Last night, Kansas Governor and HHS secretary nominee Kathleen Sebelius vetoed a bill that would have placed more stringent restrictions on late-term abortions in Kansas. The timing of her veto is not good. The vast majority of Americans and Kansans do not approve of late-term abortion, and conservatives had hoped that she wouldn’t take the politically bold move of vetoing the bill during her confirmation process. Her confirmation has taken longer than expected because of revelations about her extreme pro-abortion stance and the close ties she has with notorious Kansas late term abortion provider George Tiller. Most notably, she failed to disclose donations she received from Dr. Tiller, first reporting only $12,450 in contributions and then admitting to an additional $23,000 after pro-life groups exposed the ties.
In fact, just yesterday RNC chief Michael Steele took the step of releasing a statement on Sebelius’s abortion industry ties: “Significant questions remain about Gov. Kathleen Sebelius’ evolving relationship with a late-term abortion doctor as well as about her position on the practice of late-term abortions…If Gov. Sebelius and the Obama administration are unwilling to answer these questions, President Obama should withdraw her nomination.”

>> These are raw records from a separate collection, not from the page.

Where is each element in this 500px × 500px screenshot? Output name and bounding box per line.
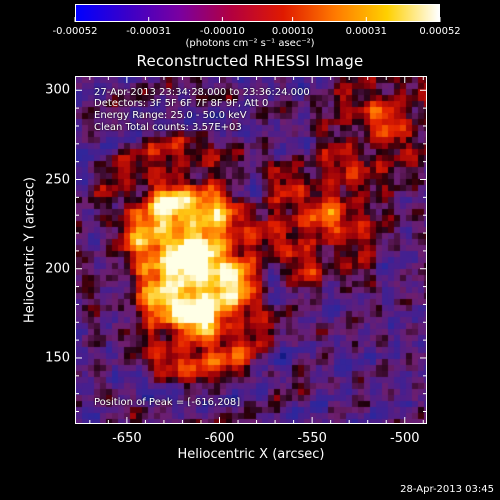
y-tick-label: 250 (45, 172, 70, 187)
peak-position: Position of Peak = [-616,208] (94, 397, 241, 408)
colorbar-tick-label: 0.00010 (271, 26, 314, 37)
rhessi-image-canvas (76, 77, 426, 423)
x-tick-label: -550 (297, 431, 327, 446)
colorbar-tick-label: 0.00031 (345, 26, 387, 37)
info-method-counts: Clean Total counts: 3.57E+03 (94, 122, 242, 133)
y-tick-label: 150 (45, 350, 70, 366)
info-detectors: Detectors: 3F 5F 6F 7F 8F 9F, Att 0 (94, 98, 269, 109)
colorbar-tick-label: -0.00031 (126, 26, 172, 37)
rhessi-image (75, 76, 427, 424)
y-axis-label: Heliocentric Y (arcsec) (22, 177, 38, 323)
colorbar-tick-label: 0.00052 (419, 26, 461, 37)
x-axis-label: Heliocentric X (arcsec) (177, 447, 325, 462)
x-tick-label: -500 (390, 431, 420, 446)
y-tick-label: 300 (45, 82, 70, 98)
x-tick-label: -650 (112, 431, 142, 446)
colorbar-tick-label: -0.00010 (199, 26, 245, 37)
colorbar (75, 4, 440, 22)
timestamp: 28-Apr-2013 03:45 (400, 484, 494, 495)
x-tick-label: -600 (204, 431, 235, 446)
colorbar-tick-label: -0.00052 (52, 26, 98, 37)
plot-title: Reconstructed RHESSI Image (136, 52, 364, 70)
info-time-range: 27-Apr-2013 23:34:28.000 to 23:36:24.000 (94, 87, 310, 98)
info-energy-range: Energy Range: 25.0 - 50.0 keV (94, 110, 247, 121)
colorbar-unit-label: (photons cm⁻² s⁻¹ asec⁻²) (185, 38, 315, 49)
y-tick-label: 200 (45, 261, 70, 277)
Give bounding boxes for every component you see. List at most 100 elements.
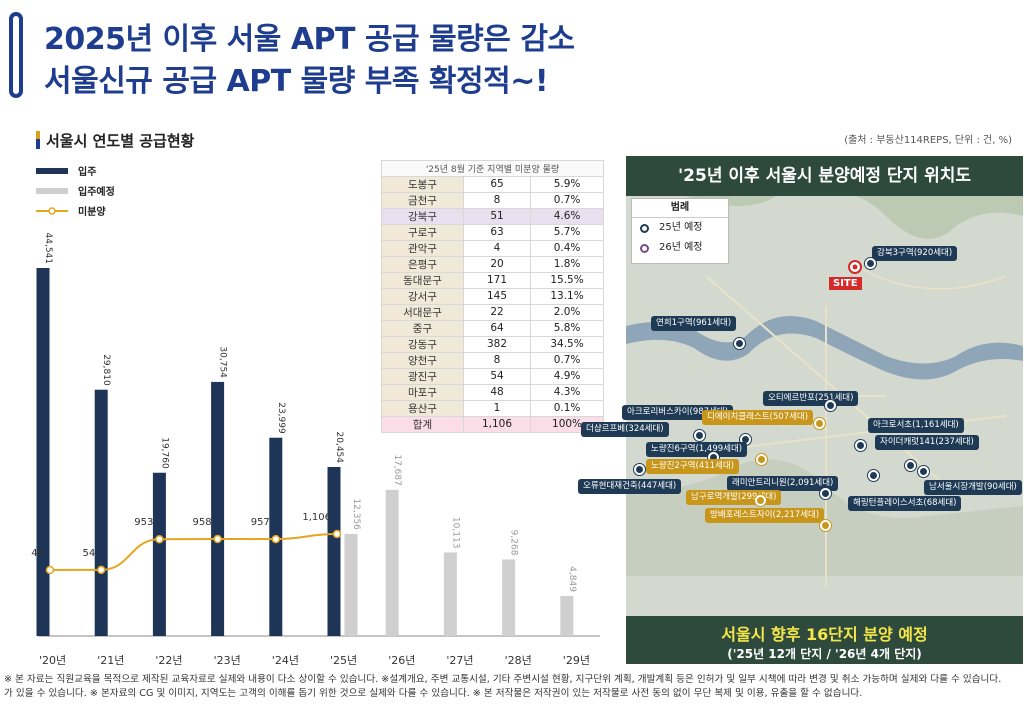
- table-cell-pct: 0.4%: [530, 239, 604, 257]
- legend-swatch-planned: [36, 187, 68, 194]
- unsold-table: '25년 8월 기준 지역별 미분양 물량 도봉구 65 5.9% 금천구 8 0.7% 강…: [381, 160, 604, 433]
- table-row: 강서구 145 13.1%: [381, 287, 604, 305]
- table-row: 은평구 20 1.8%: [381, 255, 604, 273]
- table-row: 서대문구 22 2.0%: [381, 303, 604, 321]
- bar-label-move-in: 20,454: [334, 432, 344, 464]
- table-row: 구로구 63 5.7%: [381, 223, 604, 241]
- table-cell-district: 용산구: [381, 399, 464, 417]
- x-tick-label: '23년: [214, 654, 241, 667]
- bar-label-move-in: 23,999: [276, 402, 286, 434]
- map-footer-main: 서울시 향후 16단지 분양 예정: [721, 625, 928, 644]
- table-row: 마포구 48 4.3%: [381, 383, 604, 401]
- table-cell-count: 64: [462, 319, 532, 337]
- footnote: ※ 본 자료는 직원교육을 목적으로 제작된 교육자료로 실제와 내용이 다소 …: [4, 673, 1022, 701]
- map-pin-icon: [694, 430, 705, 441]
- table-cell-count: 1: [462, 399, 532, 417]
- bar-label-planned: 9,268: [509, 530, 519, 556]
- table-row: 강북구 51 4.6%: [381, 207, 604, 225]
- bar-label-planned: 17,687: [392, 454, 402, 486]
- map-marker-label: 연희1구역(961세대): [651, 316, 737, 331]
- source-note: (출처 : 부동산114REPS, 단위 : 건, %): [844, 135, 1012, 146]
- table-body: 도봉구 65 5.9% 금천구 8 0.7% 강북구 51 4.6% 구로구 63 5.7% 관악구 4 0…: [381, 175, 604, 433]
- point-unsold: [213, 534, 222, 544]
- map-pin-icon: [734, 338, 745, 349]
- x-tick-label: '20년: [39, 654, 66, 667]
- table-cell-count: 54: [462, 367, 532, 385]
- table-cell-count: 63: [462, 223, 532, 241]
- site-pin-icon: [848, 260, 862, 274]
- legend-move-in: 입주: [36, 163, 96, 178]
- table-cell-district: 금천구: [381, 191, 464, 209]
- map-pin-icon: [814, 418, 825, 429]
- map-pin-icon: [905, 460, 916, 471]
- section-marker-accent: [36, 131, 40, 139]
- map-title: '25년 이후 서울시 분양예정 단지 위치도: [626, 156, 1023, 196]
- section-title: 서울시 연도별 공급현황: [46, 132, 195, 150]
- title-bracket: [9, 12, 23, 98]
- map-pin-icon: [756, 454, 767, 465]
- map-footer-sub: ('25년 12개 단지 / '26년 4개 단지): [727, 647, 922, 661]
- map-marker-label: 오류현대재건축(447세대): [578, 479, 682, 494]
- table-cell-count: 4: [462, 239, 532, 257]
- table-cell-pct: 34.5%: [530, 335, 604, 353]
- table-cell-pct: 0.7%: [530, 351, 604, 369]
- title-line-2: 서울신규 공급 APT 물량 부족 확정적~!: [44, 64, 549, 99]
- table-cell-count: 48: [462, 383, 532, 401]
- map-legend-title: 범례: [632, 199, 728, 218]
- table-row: 용산구 1 0.1%: [381, 399, 604, 417]
- legend-label-unsold: 미분양: [78, 207, 106, 218]
- table-cell-pct: 13.1%: [530, 287, 604, 305]
- table-row: 중구 64 5.8%: [381, 319, 604, 337]
- table-cell-pct: 0.1%: [530, 399, 604, 417]
- table-row: 동대문구 171 15.5%: [381, 271, 604, 289]
- bar-move-in: [211, 381, 225, 636]
- bar-move-in: [152, 472, 166, 636]
- map-marker-label: 오티에르반포(251세대): [763, 391, 859, 406]
- map-marker-label: 해링턴플레이스서초(68세대): [848, 496, 962, 511]
- bar-planned: [344, 533, 358, 636]
- point-label-unsold: 957: [251, 517, 270, 528]
- legend-planned: 입주예정: [36, 183, 115, 198]
- table-row: 관악구 4 0.4%: [381, 239, 604, 257]
- table-cell-district: 관악구: [381, 239, 464, 257]
- map-legend: 범례 25년 예정 26년 예정: [631, 198, 729, 264]
- point-label-unsold: 49: [31, 548, 44, 559]
- map-marker-label: 디에이치클래스트(507세대): [702, 410, 814, 425]
- map-legend-26: 26년 예정: [632, 238, 728, 258]
- table-cell-district: 서대문구: [381, 303, 464, 321]
- table-cell-pct: 5.8%: [530, 319, 604, 337]
- point-label-unsold: 958: [193, 517, 212, 528]
- table-row: 금천구 8 0.7%: [381, 191, 604, 209]
- table-caption: '25년 8월 기준 지역별 미분양 물량: [381, 160, 604, 177]
- bar-planned: [443, 552, 457, 636]
- x-tick-label: '22년: [155, 654, 182, 667]
- table-row: 양천구 8 0.7%: [381, 351, 604, 369]
- table-row: 도봉구 65 5.9%: [381, 175, 604, 193]
- legend-26-icon: [640, 243, 649, 253]
- bar-label-move-in: 19,760: [159, 437, 169, 469]
- footnote-line-1: ※ 본 자료는 직원교육을 목적으로 제작된 교육자료로 실제와 내용이 다소 …: [4, 674, 1002, 685]
- legend-label-move-in: 입주: [78, 167, 97, 178]
- table-cell-count: 22: [462, 303, 532, 321]
- map-marker-label: 더샵르프베(324세대): [581, 422, 669, 437]
- x-tick-label: '21년: [97, 654, 124, 667]
- table-cell-district: 강동구: [381, 335, 464, 353]
- bar-move-in: [94, 389, 108, 636]
- table-cell-count: 171: [462, 271, 532, 289]
- point-unsold: [332, 529, 342, 539]
- table-cell-pct: 0.7%: [530, 191, 604, 209]
- table-row: 광진구 54 4.9%: [381, 367, 604, 385]
- point-label-unsold: 953: [134, 517, 153, 528]
- point-unsold: [45, 565, 55, 575]
- map-legend-26-label: 26년 예정: [659, 242, 703, 253]
- table-cell-district: 합계: [381, 415, 464, 433]
- x-tick-label: '29년: [563, 654, 590, 667]
- table-cell-count: 51: [462, 207, 532, 225]
- table-cell-district: 구로구: [381, 223, 464, 241]
- table-cell-district: 도봉구: [381, 175, 464, 193]
- table-cell-pct: 5.9%: [530, 175, 604, 193]
- bar-label-move-in: 29,810: [101, 354, 111, 386]
- table-cell-pct: 1.8%: [530, 255, 604, 273]
- table-cell-pct: 15.5%: [530, 271, 604, 289]
- bar-label-planned: 4,849: [567, 566, 577, 592]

Prior to yesterday, Sebelius’s history of vetoing abortion restrictions and her history of close association with Tiller showed that abortion was one of her priorities. She was close enough to the abortion industry for the Washington Times to suggest that nominating her to the bureacracy that would regulate that industry constitutes a conflict of interest, much like nominating the head of an investment bank to regulate his competitors.
By casting an unpopular veto during a closely-watched nomination, though, Sebelius has shown that her stance on abortion is not just one item on the agenda — she prioritizes abortion even above her own political future. Access to late-term abortions in Kansas is apparently something she is willing to sacrifice for.